Article paru dans le journal Le Soir du 14/09/1977
André
Allard l’Olivier : « L’Illumination du cœur ».
Une
recherche de la vérité
Voici un
livre qui ne se donne et ne nous donne aucune facilité. Un livre de méditation
qui représente tout un pan de la vie d’un homme. Un livre qui exige certes
beaucoup de son lecteur comme il a exigé beaucoup de son auteur.
L’Illumination
du cœur est un essai qu’il est
malaisé de définir. Il commence par une réflexion d’approche sur la
connaissance, sur l’être humain « qui sait qu’il ne sait pas » et
qui, dès lors, a déjà, en même temps qu’un manque ou qu’une inquiétude, une
connaissance essentielle. Inconfortable, certes : « Ah ! si
j’étais ignorant de ce qu’il importe au plus haut degré de savoir et, en même
temps, ignorant de cette ignorance, peut-être serais-je heureux, comme le bœuf
dans la prairie, auquel suffit l’herbe qu’il broute… »
Mais savoir qu’il y a des choses qu’il sait et
savoir qu’il en est d’autres qu’il ne sait pas, c’est bien là le propre de
l’homme. Partant de cela, André Allard l’Olivier élabore un traité de la pensée
– une démarche pascalienne qui utiliserait un moment l’arsenal cartésien. C’est
une recherche de la vérité, des instruments de la « constatation »
(physiques, sensibles, intellectuels, mystiques), des leurres du sophisme ou de
l’imagination. Utilisant une grande science de l’étymologie, l’auteur ravive ou
rectifie le sens du vocabulaire philosophique. Il lui arrive même, à force de nuances
et dans une volonté presque pathétique de précision, d’aller si loin qu’on a
peine à le suivre…
Mais il se reprend et reprend le lecteur pour
avancer, avec une rigueur obstinée, vers la foi et vers Dieu dans cette
entreprise de « dévoilement » de l’Absolu où la philosophe, en lui,
est relayé par le mystique. Non sans rencontrer avec une fraternité lucide mais
profonde – lui qui a voué trente ans de sa vie à l’étude approfondie des
grandes traditions religieuses – des doctrines non chrétiennes qui tentent des
expériences parallèles : l’islamisme, l’hindouisme, René Guénon ou, dans
une postface, Parménide, d’autres encore.
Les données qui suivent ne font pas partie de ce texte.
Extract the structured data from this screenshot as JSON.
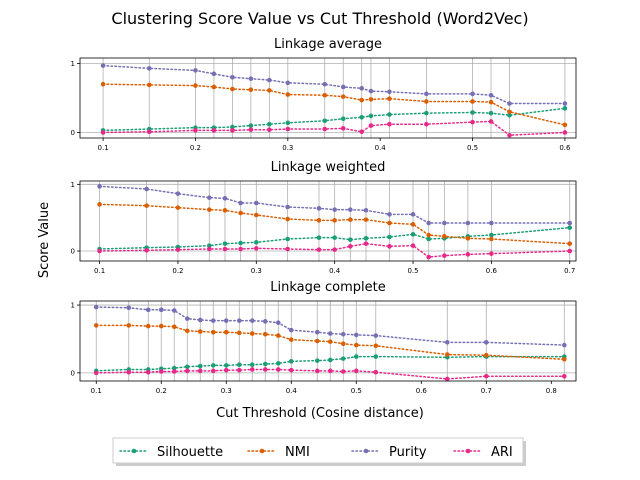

André Allard ne cache pas son option chrétienne
absolue née d’une conversion, d’une « illumination » tout aussi
décisive. Mais il montre aussi simplement tout ce qui, à partir de la qualité
d’homme, l’y a mené ou confirmé. La méditation pascalienne du début devient une
sorte de Somme philosophique, un essai métaphysique et une apologétique. Il va
de soi que certains ne suivront pas l’auteur même si, comme on dit, ils pensent
le rejoindre sur la ligne de départ. Je crois pourtant que nul ne contestera la
probité, la sévérité à soi-même de l’auteur de L’Illumination du cœur.
Cet auteur, il serait bon de rappeler un peu qui
il est. Non point sur le plan
professionnel de l’existence (André Allard l’Olivier est un Belge attaché
depuis de longues années aux services de la Communauté européenne à
Luxembourg), mais sur le plan de son œuvre.
Il y a une trentaine d’années, il publiait un
ouvrage immédiatement très personnel : Fragments
à Lysis, une sorte de journal de sa vie intérieure pendant la captivité.
Une œuvre secrète et lyrique à la fois. (« Sois un disciple que la pudeur
isole, car on est bien dans le secret de Dieu. ») Y tremblait une volonté farouche de
sauvegarder le chant de son silence dans la rumeur de la vie commune et
confinée.
Mais André Allard l’Olivier vit une vie marquée
par deux pôles : se retrouver seul au cœur de lui-même et offrir aux
autres le fruit de cette rencontre.
Ainsi parurent les Sept chants de la plénitude et de la fin, des poèmes qui
ressemblaient à des psaumes où criait jadis la grande voix des prophètes. Ainsi
paraît L’Illumination du cœur. Elle
est plus difficile, sans doute, et réservée à ceux qui acceptent cette
intransigeante spéculation de l’âme. Mais c’est le même geste de celui qui se
replie et puis qui ouvre les bras.
Et qui n’en a pas fini. Chez André Allard, la
gestation est perpétuelle. Elle est à la fois sa volonté, son destin, son
sacrifice
et sa dignité.
Georges Sion
Aux Éditions traditionnelles, 11, quai Saint-Michel, 75005 Paris, 45 FF,
plus 10 FF pour expédition, C.C.P. 568.71.